Queen Victoria’s reign of 23,226 days, 16 hours and 23 minutes – 63 years and seven months – defined an era and a people.


No one was more “Victorian” than the public Victoria, with her sincere do-goodery, lugubrious piety, conspicuous wifely devotion and imperial bombast. In private, Queen Victoria could be quite different, altogether more kittenishly charming or scabrously Hanoverian, depending on her mood.


In the eyes of her contemporaries, Victoria was the symbol of the age, sturdy as a steam engine and as solidly built as any of Eugenius Birch’s cast-iron seaside piers.
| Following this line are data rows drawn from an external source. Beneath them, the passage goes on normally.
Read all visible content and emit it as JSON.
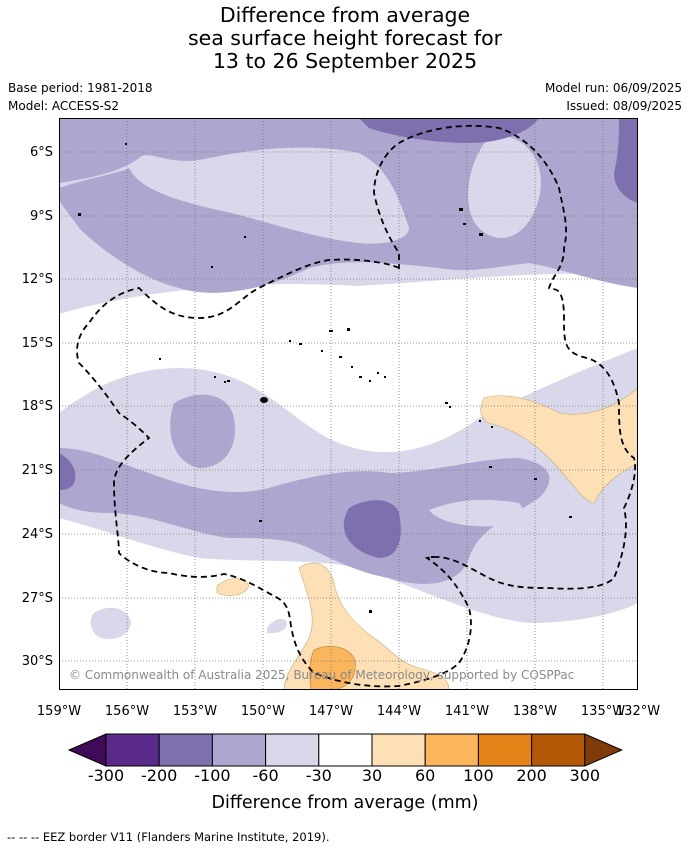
{
  "title": {
    "line1": "Difference from average",
    "line2": "sea surface height forecast for",
    "line3": "13 to 26 September 2025"
  },
  "meta": {
    "base_period": "Base period: 1981-2018",
    "model": "Model: ACCESS-S2",
    "model_run": "Model run: 06/09/2025",
    "issued": "Issued: 08/09/2025"
  },
  "map": {
    "lat_labels": [
      "6°S",
      "9°S",
      "12°S",
      "15°S",
      "18°S",
      "21°S",
      "24°S",
      "27°S",
      "30°S"
    ],
    "lon_labels": [
      "159°W",
      "156°W",
      "153°W",
      "150°W",
      "147°W",
      "144°W",
      "141°W",
      "138°W",
      "135°W",
      "132°W"
    ],
    "copyright": "© Commonwealth of Australia 2025, Bureau of Meteorology, supported by COSPPac"
  },
  "colorbar": {
    "ticks": [
      "-300",
      "-200",
      "-100",
      "-60",
      "-30",
      "30",
      "60",
      "100",
      "200",
      "300"
    ],
    "colors": [
      "#3f0a57",
      "#5a2a8a",
      "#7e6fae",
      "#ada6cf",
      "#d9d8ea",
      "#ffffff",
      "#fde0b6",
      "#fbb55c",
      "#e48418",
      "#b35806",
      "#7f3b08"
    ],
    "title": "Difference from average (mm)"
  },
  "legend": {
    "eez_text": "--  --  -- EEZ border V11 (Flanders Marine Institute, 2019)."
  }
}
Her longevity was interpreted as proof that theirs was, as she herself described it, “an epoch of progress”.


Fast forward today and Queen Elizabeth II rarely speaks in public, confining herself to set piece events such as her Christmas message, the State opening of Parliament and speeches at State banquets when she is entertaining or visiting other leaders.


The Queen, who had insisted she wanted “no fuss” to be made about her record-breaking day, will board a train at Edinburgh Waverley Station pulled by the steam locomotive Union of South Africa for the two-hour journey.


It will stop at Newtongrange in Midlothian, where the Queen will unveil a plaque, before reaching Tweedbank, where the Queen will officially open the Borders Railway, the longest domestic railway line to be built in the UK in over a century.


She will be greeted by a brass band and will unveil another plaque, at which point she may decide to speak, though it is understood that a final decision will not be made until next week.


The Zoroastrian community in the UK are marking the occasion in a very special way. ZTFE Resident Mobed at the Zoroastrian Centre Ervad Yazad T Bhadha will perform a Maachi ceremony followed by a benedictory prayer in the Setayasht Gah on Friday 11th September 2015 at 7pm.


Ervad Yazad will invoke blessings of Dadar Ahura Mazda for the well-being and to continue the peaceful and prosperous reign of Her Majesty The Queen, for the well being of HRH The Duke of Edinburgh, The Prince of Wales, Duke of Cambridge, Prince George, the Royal Family, the House of Windsor, United Kingdom and the Commonwealth. This will be followed by a Humbandagi.


Sagan-ni mithai and refreshments will be served in the Zoroastrian Centre Foyer to all the worshipers who will attend this celebratory occasion.